[PhD Thesis Presentation] - Chola Kalale - Development of an SPH variant of implicit LES for studying wave energy transport
Development of an SPH variant of implicit LES for studying wave energy transport
The smoothed particle hydrodynamics (SPH) method is an efficient numerical technique for simulating complex problems such as free flows. Since such flows are characterized by high Reynolds number, turbulence modeling is a necessity. In the literature, some models from other numerical schemes have been adopted but comprehensive analyses of their effectiveness have not been provided.
In this thesis, a version of SPH that implicitly models turbulence has been developed. First, using a convolution filter, a filtering transform (FIT) is proposed and applied to the underlying, disordered field to construct a smooth field.

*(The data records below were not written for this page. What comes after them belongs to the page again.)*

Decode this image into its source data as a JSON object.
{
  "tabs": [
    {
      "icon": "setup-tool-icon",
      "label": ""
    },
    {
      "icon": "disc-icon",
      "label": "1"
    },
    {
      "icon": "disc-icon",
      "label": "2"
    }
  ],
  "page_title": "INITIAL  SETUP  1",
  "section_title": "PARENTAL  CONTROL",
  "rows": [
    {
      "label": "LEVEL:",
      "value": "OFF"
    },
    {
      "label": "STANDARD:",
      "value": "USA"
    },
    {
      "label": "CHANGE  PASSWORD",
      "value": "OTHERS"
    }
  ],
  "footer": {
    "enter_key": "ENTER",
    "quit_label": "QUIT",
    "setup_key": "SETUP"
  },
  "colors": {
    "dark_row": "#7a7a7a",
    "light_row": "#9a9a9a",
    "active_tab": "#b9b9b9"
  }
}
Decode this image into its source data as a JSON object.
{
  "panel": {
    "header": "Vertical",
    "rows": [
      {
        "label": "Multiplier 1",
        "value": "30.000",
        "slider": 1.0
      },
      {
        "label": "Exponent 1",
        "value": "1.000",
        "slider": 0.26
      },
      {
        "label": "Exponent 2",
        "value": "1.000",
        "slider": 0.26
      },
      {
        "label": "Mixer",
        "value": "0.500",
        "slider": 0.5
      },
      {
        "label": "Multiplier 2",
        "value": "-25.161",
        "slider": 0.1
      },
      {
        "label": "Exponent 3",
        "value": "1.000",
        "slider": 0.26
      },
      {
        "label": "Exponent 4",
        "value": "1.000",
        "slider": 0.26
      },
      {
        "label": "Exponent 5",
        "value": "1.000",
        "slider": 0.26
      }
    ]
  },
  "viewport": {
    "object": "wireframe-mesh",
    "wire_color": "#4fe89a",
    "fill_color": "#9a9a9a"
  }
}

Using the FIT, filtered equations consistent with explicit Large Eddy Simulation are derived. Second, using a deconvolution filter, a de-filtering integral transform (DIT) is proposed as an inverse transform to the FIT. By applying the DIT to the filtered equations a version of SPH, to be called SPH−i is formulated. In SPH−i, unlike SPH, the disordered field is evolved dynamically. Third, unlike standard SPH two inverse filters are required; a convolution filter and a deconvolution filter. A rigorous method for constructing these filters in 2D is presented. Fourth, to address the problem of numerical oscillations in the pressure field, common in standard SPH, has been addressed by introducing a differential equation to the pressure field that includes smoothing terms.
The proposed SPH−i, model was applied to a number of free surface flow problems and the results are encouraging.